"The economic, materialistic, worldly point of view—that money problems can be solved by a thing that is sacred, sacred!" Imogen passionately declared, her face still hidden.

Her mother now guessed that the self-abandonment was over and that, with recovered control, she found it difficult to pick up her usual dignity. The insight added to her tenderness. She touched the girl's hair softly, said, in a soothing voice, that she had meant nothing, nothing gross or unfeeling, and, seeing that her nearness was not, at the moment, welcome, returned to her own place at the other end of the table.

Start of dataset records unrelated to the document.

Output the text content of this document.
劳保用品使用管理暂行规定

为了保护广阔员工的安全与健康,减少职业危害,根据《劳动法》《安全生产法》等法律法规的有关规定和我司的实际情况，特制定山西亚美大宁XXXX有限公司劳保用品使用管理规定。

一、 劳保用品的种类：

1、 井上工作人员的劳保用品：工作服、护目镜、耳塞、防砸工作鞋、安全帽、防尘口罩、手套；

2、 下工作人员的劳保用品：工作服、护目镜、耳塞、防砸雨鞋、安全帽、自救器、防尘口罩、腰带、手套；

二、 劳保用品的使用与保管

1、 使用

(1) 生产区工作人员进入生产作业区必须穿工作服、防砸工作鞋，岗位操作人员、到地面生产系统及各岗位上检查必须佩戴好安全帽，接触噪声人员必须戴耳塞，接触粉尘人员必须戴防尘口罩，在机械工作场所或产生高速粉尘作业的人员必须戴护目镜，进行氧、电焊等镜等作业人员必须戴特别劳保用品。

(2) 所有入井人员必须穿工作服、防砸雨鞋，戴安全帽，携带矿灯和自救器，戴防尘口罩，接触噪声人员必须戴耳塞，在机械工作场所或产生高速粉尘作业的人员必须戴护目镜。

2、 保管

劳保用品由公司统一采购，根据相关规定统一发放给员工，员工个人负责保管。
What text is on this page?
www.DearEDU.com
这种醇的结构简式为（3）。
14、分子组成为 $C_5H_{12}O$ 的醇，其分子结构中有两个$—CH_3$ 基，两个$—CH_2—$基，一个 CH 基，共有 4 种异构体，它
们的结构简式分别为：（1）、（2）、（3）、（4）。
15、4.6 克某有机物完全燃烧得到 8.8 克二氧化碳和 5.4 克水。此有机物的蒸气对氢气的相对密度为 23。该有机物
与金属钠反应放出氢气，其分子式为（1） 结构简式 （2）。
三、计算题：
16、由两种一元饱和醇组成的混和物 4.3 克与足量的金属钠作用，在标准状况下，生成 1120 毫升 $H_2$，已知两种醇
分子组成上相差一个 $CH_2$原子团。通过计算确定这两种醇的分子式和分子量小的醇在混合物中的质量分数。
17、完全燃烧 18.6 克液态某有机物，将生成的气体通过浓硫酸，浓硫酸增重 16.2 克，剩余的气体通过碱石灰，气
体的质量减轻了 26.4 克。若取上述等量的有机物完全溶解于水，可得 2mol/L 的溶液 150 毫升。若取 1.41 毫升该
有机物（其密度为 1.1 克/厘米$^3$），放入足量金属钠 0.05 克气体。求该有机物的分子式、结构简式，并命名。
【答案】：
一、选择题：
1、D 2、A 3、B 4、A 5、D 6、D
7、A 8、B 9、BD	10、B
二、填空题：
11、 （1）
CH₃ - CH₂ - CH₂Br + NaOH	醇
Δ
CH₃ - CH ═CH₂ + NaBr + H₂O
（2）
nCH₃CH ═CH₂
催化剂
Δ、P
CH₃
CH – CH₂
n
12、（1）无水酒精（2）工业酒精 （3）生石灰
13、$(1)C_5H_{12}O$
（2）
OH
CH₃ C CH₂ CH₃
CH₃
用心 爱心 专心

Imogen now dried her eyes. In the consternation that her mother's statements had caused her there had, indeed, almost at once, arisen the consoling figure of Jack Pennington, and she did not know whether she were the more humiliated by her own grief, for such a mercenary cause, or by this stilling of it, this swift realization that the cramped life need last no longer, for herself, than she chose. To feel so keenly the need of escape was to feel herself imprisoned by the new conditions; for never, never for one moment, must the need of escape weigh with her in her decision as to Jack's place in her life. She must accept the burden, not knowing that it would ever be lifted, and with this acceptance the sense of humiliation left her, so that she could more clearly see that she had had a right to her dismay. Her crippled life would hurt not only herself, but all that she meant to others—her beneficence, her radiance, her loving power; so hurt it, that, for one dark moment, had come just a dart of severity toward her father. The memory of her mother's implied criticism had repulsed it; dear, wonderful, transcendentalist, she must be worthy of him and not allow her thoughts, in their coward panic, to sink to the mother's level. This was the deepest call upon her courage that had ever come to her. Calls to courage were the very breath of the spiritual life. Imogen lifted her heart to the realm of spirit, where strength was to be found, and, though her mother, with those implied criticisms, had pierced her, she could now, with her recovered tranquility of soul, be very patient with her. In a voice slightly muffled and uncertain, but very gentle, she said that she thought it best to live on in the dear home. "We must retrench in other places, mama. I would rather give up almost anything than this. He is here to me." Her tears rose again, but they were no longer tears of bitterness. "It would be like leaving him."

"Yes, dear, yes; that shall be as you wish," said Valerie, who was deeply considering what these retrenchments should be. She, too, was knowing a qualm of humiliation over self-revelations. She had not expected that it would be really so painful, in such trivial matters, to adjust herself to the most ordinary maternal sacrifices. It only showed her the more plainly how fatal, how almost fatal, it was to the right impulses, to live away from family ties; so that at their first pressure upon her, in a place that sharply pinched, she found herself rueful.

For the first retrenchment, of course, must be the sending back to England of her dear, staunch Felkin, who had taken such care of her for so many years. Her heart was heavy with the thought. She was very fond of Felkin, and to part with her would be, in a chill, almost an ominous way, like parting with the last link that bound her to "over there." Besides,—Valerie was a luxurious woman,—unpleasant visions went through her mind of mud to be brushed off and braid to be put on the bottoms of skirts; stockings to darn-she was sure that it was loathsome to darn stockings; buttons to keep in their places; all the thousand and one little rudiments of life, to which one had never had to give a thought, looming, suddenly, in the foreground of one's consciousness. And how very tiresome to do one's own hair. Well, it couldn't be helped. She accepted the accompanying humiliation, finding no refuge in Imogen's spiritual consolations.

"Eddy leaves Harvard this spring and goes into Mr. Haliwell's office. He will live with us here, then. And we can be very economical about food and clothes; I can help little dressmakers with yours, you know," she said, smiling at her child.

"Everything, mama, everything must be done, rather than leave this house."

"We mustn't let the girls' clubs suffer, either," Valerie attempted further to lighten the other's gloomy resolution. "That's one of the first claims."

"I must balance all claims, with justice. I have many other calls upon me, dear, and it will need earnest thought to know which to eliminate."

"Well, the ones you care about most are the ones we'll try to fit in."